We're getting ours at the Veterans Affairs hospital. The woman that made our appointment said that they were opening up vaccine availability to all adults. I figured they had a bunch of doses and not enough older veterans that would willingly take it. The VA's website still says "vaccine available for eligible veterans".
You never really know the reason why a facility opens up eligibility. The amount of doses being distributed is somewhat unknown. For instance, where I work, we’ve given out almost 400k doses so far. But no one even realized my hospital had so much in stock while the city had their own unknown quantity and you basically had to sell a kidney to get an appointment. People getting easy quick appointments at the hospital were the source of jealousy of much of the population wondering how they were supposed to get a vaccine.
I camped on the CVS app just before midnight and got my appointments (Moderna, scheduled both doses). I have an antagonistic relationship with CVS - I’ve posted here about how they’ve given me wrong medication twice. Hopefully the vaccine isn’t a placebo. I’m eligible due to asthma. Didn’t have it as a kid, but as I got older bronchitis became an annual thing, I had ammonia 5 years ago and bang - diagnosed with asthma. Our little enclave here in western New Jersey was relatively untouched until the first week of January of this year when it swept through with a vengeance. Some cases were mild, some harsh without hospitalization, but one guy is still fighting it two months later and another has developed serious heart complications.

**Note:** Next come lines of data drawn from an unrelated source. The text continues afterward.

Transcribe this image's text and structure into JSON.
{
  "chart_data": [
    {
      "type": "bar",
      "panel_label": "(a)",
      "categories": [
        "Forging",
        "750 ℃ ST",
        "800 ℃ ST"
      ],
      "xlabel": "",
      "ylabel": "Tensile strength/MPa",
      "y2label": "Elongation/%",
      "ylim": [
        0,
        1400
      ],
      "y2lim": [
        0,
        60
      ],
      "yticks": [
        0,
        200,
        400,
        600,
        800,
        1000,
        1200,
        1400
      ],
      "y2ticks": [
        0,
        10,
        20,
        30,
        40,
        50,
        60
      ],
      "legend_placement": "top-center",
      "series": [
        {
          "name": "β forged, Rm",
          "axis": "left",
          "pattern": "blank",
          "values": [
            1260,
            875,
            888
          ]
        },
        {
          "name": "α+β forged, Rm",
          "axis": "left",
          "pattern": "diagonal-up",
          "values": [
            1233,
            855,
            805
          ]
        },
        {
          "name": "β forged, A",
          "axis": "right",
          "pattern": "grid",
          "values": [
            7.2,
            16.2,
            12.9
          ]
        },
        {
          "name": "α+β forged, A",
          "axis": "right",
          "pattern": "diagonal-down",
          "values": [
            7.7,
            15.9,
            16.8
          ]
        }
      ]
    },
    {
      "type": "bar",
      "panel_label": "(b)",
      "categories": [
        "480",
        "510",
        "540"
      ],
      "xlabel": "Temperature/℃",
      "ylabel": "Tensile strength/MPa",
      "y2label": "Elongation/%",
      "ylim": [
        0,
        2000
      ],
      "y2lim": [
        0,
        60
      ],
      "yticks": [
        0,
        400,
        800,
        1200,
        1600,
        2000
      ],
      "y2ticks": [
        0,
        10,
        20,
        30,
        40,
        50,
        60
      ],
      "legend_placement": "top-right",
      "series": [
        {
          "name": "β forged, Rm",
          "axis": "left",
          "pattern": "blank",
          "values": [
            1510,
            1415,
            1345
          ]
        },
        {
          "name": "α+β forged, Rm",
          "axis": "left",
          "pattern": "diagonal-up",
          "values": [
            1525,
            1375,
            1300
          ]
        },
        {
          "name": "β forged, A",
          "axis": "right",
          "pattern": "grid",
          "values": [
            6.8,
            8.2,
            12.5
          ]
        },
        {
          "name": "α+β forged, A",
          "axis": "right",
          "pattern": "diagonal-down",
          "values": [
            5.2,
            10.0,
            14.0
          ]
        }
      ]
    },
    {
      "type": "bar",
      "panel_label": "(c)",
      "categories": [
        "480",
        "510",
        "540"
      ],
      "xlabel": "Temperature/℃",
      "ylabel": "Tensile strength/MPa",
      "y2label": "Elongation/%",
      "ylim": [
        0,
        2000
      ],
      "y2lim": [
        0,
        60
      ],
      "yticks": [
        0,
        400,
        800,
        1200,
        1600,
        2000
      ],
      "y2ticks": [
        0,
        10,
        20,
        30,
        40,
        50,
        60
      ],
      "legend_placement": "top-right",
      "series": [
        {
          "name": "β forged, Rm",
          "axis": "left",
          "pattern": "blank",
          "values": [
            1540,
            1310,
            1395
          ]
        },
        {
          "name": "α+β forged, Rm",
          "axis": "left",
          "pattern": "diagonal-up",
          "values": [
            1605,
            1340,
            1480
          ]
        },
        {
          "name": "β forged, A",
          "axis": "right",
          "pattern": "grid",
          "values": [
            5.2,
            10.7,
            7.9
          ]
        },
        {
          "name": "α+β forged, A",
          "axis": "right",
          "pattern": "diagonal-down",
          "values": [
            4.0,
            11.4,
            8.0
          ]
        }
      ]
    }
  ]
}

We just got the Pfizer shot. The woman in front of me, threw a giant fit, cussing out the registration lady. I wondered if she was going to listen to any of their pleas to get out of line and talk with someone that can actually solve the issue. If you ask me, I think it was an obvious overreaction to being called out for an obvious lie. She didn't have an appointment, when they told her that, then came the fit saying she had just made it and someone else fucked up. After being pulled aside by the supervisor, she was given an appointment for today and just had to go to the back of the line.
I’m sad bad behavior like that was rewarded. The Husband got his first Moderna today. I wonder if it’ll kick him as hard as Pfizer did me, since we both had Covid.
My arm is pretty sore, especially when I lift it overhead. Right after receiving my jab I could feel the vaccine circulate in my wrist and hand and my eardrums felt a little pressure-y. I had a slight headache later that day. My husband had a really bad headache he basically had to nap off, and went through a period of a couple hours where he was just sweating his ass off. Plus arm soreness. I think dose #2 is going to knock him on his ass.
Dose 1 fucked me up but good. to be fair, I’d just had surgery and I had Covid at the end of December, but damn. My arm was sore, and it just made my whole body uncomfortable. I didn’t have a fever or anything I just felt overall tired and uncomfortable.